アマゾンとワタセールの取締役は、アマゾンがここで具体的に何を買収したのかというコメント要請には応じなかったが、提出書類によると、2022年1月31日、ナヤセール・リテールは会社登記官に対し、2013年会社法第248条(2)の規定に基づき、公式記録から社名を削除するよう要請した。この提出書類は、同社自体がブートストラップ型であったことを示唆しているようだ。
ある情報筋がTechCrunchに語ったところによると、このスタートアップの従業員には、Amazonに入社し、Amazon Goストアを支える技術開発チームで働くという選択肢が提示されたという。しかし、それが米国や英国といった既存のAmazon Go市場の店舗向け技術開発なのか、それともインド向けなのかは不明だ。また、後者の場合、サービス開始時期も不明だ。
Amazon Goは2016年にベータ版として導入され、シアトルで最初にオープンしました。その後、同社はこの半自動店舗をシカゴ、サンフランシスコ、ニューヨーク、そしてロンドンを含む米国各地に拡大しました。2020年には、レジなし店舗技術を他の小売業者にも販売し始めました。
アマゾンは実店舗戦略の一部を縮小している一方で、最先端のレジなし技術を基盤とした店舗への注力を強化しているようだ。現在、米国だけでAmazon Goは28店舗あり、昨年11月にはスターバックス・ピックアップとAmazon Goを組み合わせた店舗が2店舗オープンした。

アマゾンはインドでのプレゼンス拡大に65億ドル以上を投じており、実店舗の開設は同社にとって同国でのより大きな取り組みの必然的な展開である。
テクノロジーに精通し、モバイルフレンドリーなこの国では、eコマースは確実に成長しているものの、実店舗での小売も依然として大きなビジネスとなっています。IBEFはPayoneerのデータに基づき、2020年にはeコマースが食品小売と非食品小売の4%を占め、2025年にはその数字はわずか8%にまで上昇すると推定しています。
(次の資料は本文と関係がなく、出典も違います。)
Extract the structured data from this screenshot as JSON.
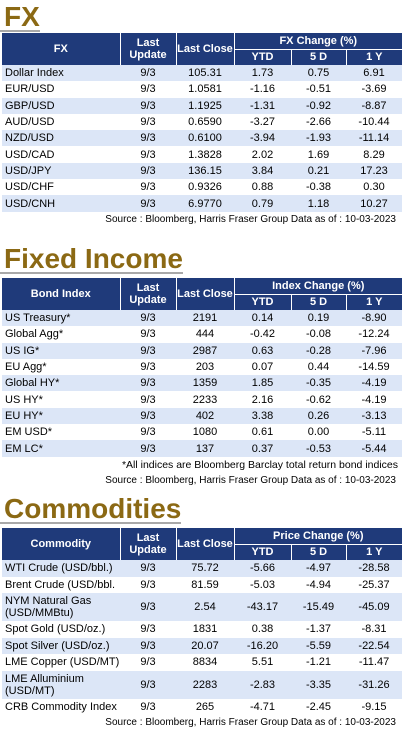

これにより、実店舗での商取引には多くの可能性が残されています。そのため、Amazonは近年、近隣の店舗との提携を積極的に模索してきました。しかし、これは同社にとって長期的な賭けです。投資会社サンフォード・C・バーンスタインが先月発表したレポートによると、Amazonのインドでの成長のための支出により、現地部門の黒字化の見通しは「困難」になっています。
またアマゾンは、ウォルマート傘下のフリップカートや、最近拡大しインド第2位の小売チェーンであるフューチャー・リテールを買収しようとする米国企業の試みを出し抜いたムケシュ・アンバニ氏のリライアンス・リテールとの厳しい戦いに直面している。
しかし、バーンスタインの推計によると、アマゾンはインドでの存在感を高めるために懸命に取り組んでおり、同国の電子商取引支出は2025年までに2倍の1300億ドルを超えると予想されている。
アマゾンは近年、近隣の店舗と提携するだけでなく、国内の実店舗小売チェーンの株式も取得している。
2018年、アマゾンとプライベートエクイティファームのサマラ・キャピタルは、アディティア・ビルラ・グループの食品・食料品小売チェーン「モア」を買収し、インドにおけるオフライン小売業に参入しました。また、この米国企業の投資部門は2017年に、百貨店チェーン「ショッパーズ・ストップ」の株式5%を取得しました(PDF)。しかしながら、これらの動きが、消費者が支出の大部分を実店舗で行っている状況において、アマゾンの進出に貢献したかどうかは明らかではありません。
コンサルティング会社テクノパックのシニアパートナー兼小売、消費財、食品・サービス部門責任者のアンクル・ビセン氏は、インドのエコシステムが社会的、政治的、政策的にどのように進化するかが、アマゾンの決定の多くを左右するとTechCrunchに語った。
彼の予測はIBEFの予測よりもやや明るい。国内の小売セクターの85%は依然として従来型小売業に属しており、これまでのところ国内の地域密着型店舗の持続可能性に影響を与えるものは何もないと付け加えた。